Can You Add Pine Needles To Your Compost Pile?

If you have pine trees, you know how often they shed their needles. As the trees age, their needles turn brown and fall off, replaced by new ones that can provide adequate nourishment. But what should you do with all those dried needles? Can you rake them up and reuse them somewhere else on your property, perhaps by adding them to your compost pile? 

You may have heard that pine needles are too acidic to use when making your own DIY compost. However, this is not entirely true. Yes — if you use a lot of pine needles in your garden's compost, you could increase the acidity of the soil. This can reduce plant production and cause issues for root development. Acidic soil tends to have fewer available nutrients, too. But although pine needles are acidic, they gain a more neutral pH as they break down, and when they're mixed with other types of organic matter, their acidity becomes less of an issue. Just don't use them exclusively in your compost to fertilize your lawn or garden or they will cause issues. 

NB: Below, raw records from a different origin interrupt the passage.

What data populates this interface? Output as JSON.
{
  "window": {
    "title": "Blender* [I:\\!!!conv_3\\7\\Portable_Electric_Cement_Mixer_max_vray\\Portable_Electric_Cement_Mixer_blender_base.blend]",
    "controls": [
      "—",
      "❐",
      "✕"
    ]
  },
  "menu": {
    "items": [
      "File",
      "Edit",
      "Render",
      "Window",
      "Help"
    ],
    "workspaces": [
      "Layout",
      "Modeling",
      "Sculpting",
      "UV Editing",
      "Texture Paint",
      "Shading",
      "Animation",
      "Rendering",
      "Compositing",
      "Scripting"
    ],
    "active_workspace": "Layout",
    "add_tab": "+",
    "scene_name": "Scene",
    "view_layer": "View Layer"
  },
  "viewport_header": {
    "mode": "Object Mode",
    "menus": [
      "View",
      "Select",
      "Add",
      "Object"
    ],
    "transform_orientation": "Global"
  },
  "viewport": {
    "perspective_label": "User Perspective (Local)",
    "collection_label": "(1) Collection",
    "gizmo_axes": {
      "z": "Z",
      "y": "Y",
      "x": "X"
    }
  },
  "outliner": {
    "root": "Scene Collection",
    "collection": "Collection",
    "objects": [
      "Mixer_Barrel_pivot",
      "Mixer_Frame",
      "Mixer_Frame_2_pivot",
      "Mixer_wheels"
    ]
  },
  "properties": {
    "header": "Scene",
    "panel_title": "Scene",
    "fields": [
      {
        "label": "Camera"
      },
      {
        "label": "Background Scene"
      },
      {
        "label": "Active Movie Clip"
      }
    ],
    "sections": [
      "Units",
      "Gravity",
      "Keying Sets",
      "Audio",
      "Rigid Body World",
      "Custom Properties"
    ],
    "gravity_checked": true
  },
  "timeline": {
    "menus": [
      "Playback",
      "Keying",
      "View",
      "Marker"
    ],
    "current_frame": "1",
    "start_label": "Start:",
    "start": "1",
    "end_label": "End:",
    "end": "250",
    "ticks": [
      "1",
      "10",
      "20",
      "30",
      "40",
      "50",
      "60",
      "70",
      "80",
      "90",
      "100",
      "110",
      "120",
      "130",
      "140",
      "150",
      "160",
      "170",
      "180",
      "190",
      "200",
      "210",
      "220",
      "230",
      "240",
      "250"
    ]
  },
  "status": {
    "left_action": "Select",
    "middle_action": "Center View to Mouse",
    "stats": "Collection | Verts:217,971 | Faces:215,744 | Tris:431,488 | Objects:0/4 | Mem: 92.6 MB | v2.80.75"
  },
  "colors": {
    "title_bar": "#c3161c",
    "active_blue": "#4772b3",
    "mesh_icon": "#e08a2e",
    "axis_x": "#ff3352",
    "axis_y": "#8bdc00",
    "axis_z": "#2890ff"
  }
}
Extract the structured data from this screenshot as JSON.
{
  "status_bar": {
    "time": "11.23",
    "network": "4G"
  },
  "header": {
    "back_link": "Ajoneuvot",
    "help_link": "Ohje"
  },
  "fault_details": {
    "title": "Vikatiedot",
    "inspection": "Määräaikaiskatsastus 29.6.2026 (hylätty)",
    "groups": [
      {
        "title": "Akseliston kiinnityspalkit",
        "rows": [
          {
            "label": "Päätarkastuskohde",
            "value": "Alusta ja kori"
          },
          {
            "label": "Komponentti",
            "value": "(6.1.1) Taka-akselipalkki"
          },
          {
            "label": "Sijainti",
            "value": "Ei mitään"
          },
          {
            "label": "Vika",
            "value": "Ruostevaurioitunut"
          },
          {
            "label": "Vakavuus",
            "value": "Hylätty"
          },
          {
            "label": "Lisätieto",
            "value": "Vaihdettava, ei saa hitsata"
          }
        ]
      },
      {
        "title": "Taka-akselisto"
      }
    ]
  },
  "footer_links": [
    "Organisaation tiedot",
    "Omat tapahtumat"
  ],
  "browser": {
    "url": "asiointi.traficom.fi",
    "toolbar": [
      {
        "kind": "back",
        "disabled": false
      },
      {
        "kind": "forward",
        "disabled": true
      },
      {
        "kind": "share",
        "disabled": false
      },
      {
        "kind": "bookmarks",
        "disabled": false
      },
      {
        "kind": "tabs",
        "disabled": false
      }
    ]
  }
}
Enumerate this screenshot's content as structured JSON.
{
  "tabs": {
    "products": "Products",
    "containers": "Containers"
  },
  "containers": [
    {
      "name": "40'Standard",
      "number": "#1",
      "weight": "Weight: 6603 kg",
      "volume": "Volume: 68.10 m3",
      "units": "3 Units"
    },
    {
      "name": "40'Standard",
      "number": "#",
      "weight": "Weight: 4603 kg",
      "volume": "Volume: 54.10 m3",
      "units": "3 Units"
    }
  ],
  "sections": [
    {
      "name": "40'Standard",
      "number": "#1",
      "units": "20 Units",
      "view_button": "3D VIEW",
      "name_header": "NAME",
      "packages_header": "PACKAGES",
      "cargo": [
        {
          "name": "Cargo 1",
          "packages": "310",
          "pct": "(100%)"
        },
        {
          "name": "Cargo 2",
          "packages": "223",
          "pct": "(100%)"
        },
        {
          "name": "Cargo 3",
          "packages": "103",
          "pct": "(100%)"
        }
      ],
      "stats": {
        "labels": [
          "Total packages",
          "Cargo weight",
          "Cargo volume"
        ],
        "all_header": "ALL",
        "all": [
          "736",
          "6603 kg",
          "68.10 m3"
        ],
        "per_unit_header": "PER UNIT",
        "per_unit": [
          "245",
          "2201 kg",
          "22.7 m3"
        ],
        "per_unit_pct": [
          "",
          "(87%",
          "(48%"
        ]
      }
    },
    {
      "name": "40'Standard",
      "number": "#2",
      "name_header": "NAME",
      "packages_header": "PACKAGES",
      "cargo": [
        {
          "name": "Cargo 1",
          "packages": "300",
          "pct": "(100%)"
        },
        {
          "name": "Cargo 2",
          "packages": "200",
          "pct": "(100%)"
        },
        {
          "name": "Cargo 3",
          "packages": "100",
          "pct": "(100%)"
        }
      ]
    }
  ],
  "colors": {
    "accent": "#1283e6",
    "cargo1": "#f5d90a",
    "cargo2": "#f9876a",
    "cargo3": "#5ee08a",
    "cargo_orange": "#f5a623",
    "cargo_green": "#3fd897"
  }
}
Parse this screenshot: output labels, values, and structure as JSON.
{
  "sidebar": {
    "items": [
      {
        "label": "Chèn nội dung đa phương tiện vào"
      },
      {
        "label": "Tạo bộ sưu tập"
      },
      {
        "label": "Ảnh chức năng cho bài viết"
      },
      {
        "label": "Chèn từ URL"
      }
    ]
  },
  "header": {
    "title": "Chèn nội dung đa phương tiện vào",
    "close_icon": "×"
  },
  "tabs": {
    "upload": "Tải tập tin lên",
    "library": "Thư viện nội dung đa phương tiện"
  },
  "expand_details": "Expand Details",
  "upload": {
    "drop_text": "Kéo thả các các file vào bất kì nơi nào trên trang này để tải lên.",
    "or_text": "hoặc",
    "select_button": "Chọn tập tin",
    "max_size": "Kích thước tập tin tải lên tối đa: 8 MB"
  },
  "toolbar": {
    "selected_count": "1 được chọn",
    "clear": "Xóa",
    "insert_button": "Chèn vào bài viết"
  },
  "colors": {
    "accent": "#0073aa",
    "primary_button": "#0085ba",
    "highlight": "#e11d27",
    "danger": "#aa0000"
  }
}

What to remember when using pine needles in your compost

To avoid introducing too much acidity into your compost pile, keep the volume of pine needles at about 10% of the total amount of materials you're using. Most plants do well in soil with a neutral pH — 7 — so make sure your compost's pH is near this number. Pine needles that fall have a pH of around 3.5, but they tend to gain a more neutral pH as they dry out, making them fine to use in small quantities in a compost pile. It's also important to be wary of where you source pine needles from. Don't collect them from areas near roadways — they could contain pollutants such as heavy metals. Stick to raking them up from your yard or from areas that don't have exposure to pet waste and chemicals.

One final thing to remember regarding using pine needles in compost is that they break down slowly because of their naturally waxy coating. You may want to use them as mulch for a season or two before adding them to the compost pile — this gives them some time to age and helps them to break down faster inside the compost material.

Benefits of using pine needles in your compost pile

Although you need to be cautious about incorporating pine needles into your compost, there are some benefits to using them. One of the biggest is that they're free to use. Just rake them up from under your trees as they drop off naturally and add them to your compost. Additionally, removing them from the top of the grass in your lawn helps to keep the grass healthier. This is because needles block sunlight and water from reaching the grass, potentially matting it down.

Pine needles also add some variety to your average compost pile. If yours consists mostly of green plants that are damp, adding brown pine needles can help to balance the mixture of moisture in the materials. They also provide nutrients — carbon and nitrogen — that are beneficial for all kinds of plants. Finally, reusing organic material is environmentally friendly. Yard trimmings represent about ⅛ of the materials that end up as municipal solid waste, so using pine needles in a compost pile is one way to reduce this number.